There's no way to know, in the near-term, if shares are undervalued or overvalued. Company management, being privy to the most information and having control over the future direction of the business, should have the best idea. The fact that Vail's management is seeking out opportunistic buyback opportunities is a good thing. That they chose not to repurchase shares near all-time highs is better.
The plan includes approximately $60 million of maintenance capital expenditures and a number of high-impact, high ROI discretionary investments.
Every capital spending decision ought to be made by comparing it to the return, adjusted for risk, from deploying that capital in another way. Spending $1 million to build a new restaurant that will deliver a 10% annual return might be a bad use of capital if it means not buying back shares that are 50% undervalued. These high ROI discretionary investments should provide returns that would be difficult to achieve elsewhere. This is wonderful news for shareholders.
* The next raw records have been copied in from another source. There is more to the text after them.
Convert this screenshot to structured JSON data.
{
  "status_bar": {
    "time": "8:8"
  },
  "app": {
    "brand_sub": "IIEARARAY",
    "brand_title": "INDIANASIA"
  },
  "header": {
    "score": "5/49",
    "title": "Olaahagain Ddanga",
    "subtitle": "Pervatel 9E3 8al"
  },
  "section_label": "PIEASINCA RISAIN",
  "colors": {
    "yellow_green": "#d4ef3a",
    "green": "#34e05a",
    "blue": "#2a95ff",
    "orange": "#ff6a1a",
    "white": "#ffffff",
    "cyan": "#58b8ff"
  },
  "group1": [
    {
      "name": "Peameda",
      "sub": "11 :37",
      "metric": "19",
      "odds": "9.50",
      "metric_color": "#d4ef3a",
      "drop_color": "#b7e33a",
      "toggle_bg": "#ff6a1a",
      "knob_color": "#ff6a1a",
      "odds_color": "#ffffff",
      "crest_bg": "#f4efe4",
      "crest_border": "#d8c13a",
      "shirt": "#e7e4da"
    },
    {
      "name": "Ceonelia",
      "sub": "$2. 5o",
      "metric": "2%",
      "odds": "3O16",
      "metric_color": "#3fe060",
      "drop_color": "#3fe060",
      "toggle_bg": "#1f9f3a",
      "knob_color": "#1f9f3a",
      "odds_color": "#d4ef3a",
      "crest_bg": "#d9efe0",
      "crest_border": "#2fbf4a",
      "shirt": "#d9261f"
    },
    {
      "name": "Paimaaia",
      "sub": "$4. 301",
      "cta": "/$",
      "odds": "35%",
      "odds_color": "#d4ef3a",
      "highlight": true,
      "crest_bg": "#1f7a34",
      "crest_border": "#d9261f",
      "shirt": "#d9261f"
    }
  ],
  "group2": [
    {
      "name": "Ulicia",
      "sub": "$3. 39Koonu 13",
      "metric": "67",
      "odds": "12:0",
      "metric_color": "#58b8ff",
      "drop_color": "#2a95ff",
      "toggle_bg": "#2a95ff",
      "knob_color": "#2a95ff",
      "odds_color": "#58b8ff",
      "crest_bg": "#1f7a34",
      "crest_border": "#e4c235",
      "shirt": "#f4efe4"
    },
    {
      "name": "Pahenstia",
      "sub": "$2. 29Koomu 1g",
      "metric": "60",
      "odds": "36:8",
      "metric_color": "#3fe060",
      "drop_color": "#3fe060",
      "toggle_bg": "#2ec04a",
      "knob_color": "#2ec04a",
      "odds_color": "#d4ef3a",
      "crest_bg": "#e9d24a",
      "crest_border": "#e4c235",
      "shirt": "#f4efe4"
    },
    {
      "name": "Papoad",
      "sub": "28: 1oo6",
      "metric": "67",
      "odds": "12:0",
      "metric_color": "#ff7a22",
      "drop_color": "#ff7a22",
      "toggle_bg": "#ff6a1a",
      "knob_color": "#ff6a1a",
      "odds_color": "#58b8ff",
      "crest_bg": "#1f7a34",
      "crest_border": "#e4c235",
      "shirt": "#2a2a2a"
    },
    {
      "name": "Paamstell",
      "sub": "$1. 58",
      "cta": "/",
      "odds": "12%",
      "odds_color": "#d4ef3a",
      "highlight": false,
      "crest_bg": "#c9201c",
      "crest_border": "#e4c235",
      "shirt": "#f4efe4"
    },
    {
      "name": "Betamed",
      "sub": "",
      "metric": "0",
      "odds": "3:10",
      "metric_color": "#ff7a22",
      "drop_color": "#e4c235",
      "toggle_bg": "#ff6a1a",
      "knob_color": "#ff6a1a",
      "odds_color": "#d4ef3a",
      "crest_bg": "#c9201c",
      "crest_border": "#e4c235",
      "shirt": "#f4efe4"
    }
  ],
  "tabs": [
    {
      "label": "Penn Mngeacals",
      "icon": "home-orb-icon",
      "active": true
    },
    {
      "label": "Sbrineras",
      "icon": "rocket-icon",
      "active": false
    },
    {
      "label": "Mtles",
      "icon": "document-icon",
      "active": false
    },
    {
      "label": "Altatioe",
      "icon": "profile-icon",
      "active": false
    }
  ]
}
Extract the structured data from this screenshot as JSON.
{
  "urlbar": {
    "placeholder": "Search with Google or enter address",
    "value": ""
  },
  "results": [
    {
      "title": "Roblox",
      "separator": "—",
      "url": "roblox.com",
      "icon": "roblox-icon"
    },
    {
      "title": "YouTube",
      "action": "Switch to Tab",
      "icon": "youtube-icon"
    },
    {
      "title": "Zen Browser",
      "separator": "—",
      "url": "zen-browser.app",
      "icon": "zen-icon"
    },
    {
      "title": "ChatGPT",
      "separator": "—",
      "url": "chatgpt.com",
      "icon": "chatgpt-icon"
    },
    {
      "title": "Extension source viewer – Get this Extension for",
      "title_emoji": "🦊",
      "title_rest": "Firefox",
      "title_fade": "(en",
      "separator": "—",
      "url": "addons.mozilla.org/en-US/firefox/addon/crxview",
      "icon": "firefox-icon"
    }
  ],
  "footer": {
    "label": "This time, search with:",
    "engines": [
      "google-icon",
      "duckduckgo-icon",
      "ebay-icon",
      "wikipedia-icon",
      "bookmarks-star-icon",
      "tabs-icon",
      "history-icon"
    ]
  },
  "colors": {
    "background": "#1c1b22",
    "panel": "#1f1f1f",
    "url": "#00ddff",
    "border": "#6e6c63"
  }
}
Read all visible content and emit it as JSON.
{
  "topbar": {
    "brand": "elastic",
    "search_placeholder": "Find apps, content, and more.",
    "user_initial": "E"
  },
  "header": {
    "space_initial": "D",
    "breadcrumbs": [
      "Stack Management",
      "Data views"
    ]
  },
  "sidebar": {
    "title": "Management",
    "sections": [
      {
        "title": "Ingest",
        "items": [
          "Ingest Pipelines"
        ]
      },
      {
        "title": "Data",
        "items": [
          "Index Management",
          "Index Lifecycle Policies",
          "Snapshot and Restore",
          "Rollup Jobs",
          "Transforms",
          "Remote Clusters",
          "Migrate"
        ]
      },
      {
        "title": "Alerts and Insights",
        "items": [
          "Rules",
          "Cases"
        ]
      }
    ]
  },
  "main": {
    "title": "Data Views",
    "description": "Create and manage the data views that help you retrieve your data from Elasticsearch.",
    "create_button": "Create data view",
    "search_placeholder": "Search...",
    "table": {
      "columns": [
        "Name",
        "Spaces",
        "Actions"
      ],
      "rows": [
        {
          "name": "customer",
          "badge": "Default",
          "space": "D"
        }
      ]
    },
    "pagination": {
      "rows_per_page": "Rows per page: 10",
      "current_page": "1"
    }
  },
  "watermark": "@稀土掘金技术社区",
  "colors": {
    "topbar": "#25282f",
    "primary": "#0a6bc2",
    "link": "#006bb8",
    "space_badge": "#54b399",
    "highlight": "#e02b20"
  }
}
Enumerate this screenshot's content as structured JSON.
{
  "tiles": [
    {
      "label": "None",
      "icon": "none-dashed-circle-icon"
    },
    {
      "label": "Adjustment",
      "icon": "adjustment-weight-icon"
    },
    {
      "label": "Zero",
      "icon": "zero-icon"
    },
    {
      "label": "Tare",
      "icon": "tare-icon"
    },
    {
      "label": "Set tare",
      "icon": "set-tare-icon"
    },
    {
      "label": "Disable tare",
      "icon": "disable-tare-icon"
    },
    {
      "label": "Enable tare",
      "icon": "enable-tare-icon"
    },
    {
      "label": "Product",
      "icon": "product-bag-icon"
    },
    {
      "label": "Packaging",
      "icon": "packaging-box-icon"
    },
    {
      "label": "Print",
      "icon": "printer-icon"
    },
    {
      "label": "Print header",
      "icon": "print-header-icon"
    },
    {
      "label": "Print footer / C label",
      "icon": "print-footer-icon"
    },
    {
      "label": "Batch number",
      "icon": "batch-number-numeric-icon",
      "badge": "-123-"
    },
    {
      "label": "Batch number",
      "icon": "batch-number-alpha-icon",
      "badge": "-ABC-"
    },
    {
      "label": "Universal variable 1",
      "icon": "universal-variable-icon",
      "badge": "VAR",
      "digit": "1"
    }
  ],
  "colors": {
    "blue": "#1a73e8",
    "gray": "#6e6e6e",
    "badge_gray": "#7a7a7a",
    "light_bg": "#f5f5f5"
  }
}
A new restaurant at Breckenridge, chairlift at Vail, and lodge remodel at Beaver Creek are the three high ROI discretionary investments planned in 2016. The area where the restaurant is being built at Breckenridge -- the most visited ski resort in the US -- lacks a major food and drink establishment. This is low hanging fruit for the firm. The Sun Up chairlift at Vail Mountain will increase capacity by 40% while also reducing travel time up the mountain. With this new lift Vail can serve more customers and provide a better experience. Less time waiting and more time skiing will lead to greater sales of individual lift tickets and season passes, while allowing Vail to charge higher prices for both. These high-impact investments will be money well spent.
So, I'd say, yes, we absolutely would look for acquisitions of size, but then we have to make sure that they are the right ones.
The bigger a company becomes, the larger an acquisition must be to "move the needle" in terms of revenue and earnings. Vail is mostly a US-based company, with 11 of its 12 locations stateside, but this is bound to change. After purchasing Perisher, Australia's largest ski resort, in 2015 the company is seeking further investments outside of the country. Its focus is on Europe and Japan, and large acquisitions in these areas would significantly transform the business.
The increased revenue and earnings would be great, but Vail would also benefit from geographic and currency diversification. Most importantly, international acquisitions would strengthen the value proposition of a "global" season pass. The ability to ski the best mountains in the US, Europe, Australia, Japan, and eventually Canada, South America and elsewhere with one season pass would make it difficult for smaller, local ski resorts to compete.
Vail's cash flow and scale allow it to deploy capital in a number of ways. Share repurchases, high ROI additions to existing mountains, and the ability to make big acquisitions leave this ski-resort operator in a class of its own. Throw in a 2.5% dividend yield, recently hiked by 30%, and this is a stock that should deliver superior returns over many years. Capital allocation is a critically important but often overlooked part of per-share returns. Vail's management has convinced me of their abilities in this department and I recommend seeing if your portfolio could benefit from picking up a few shares.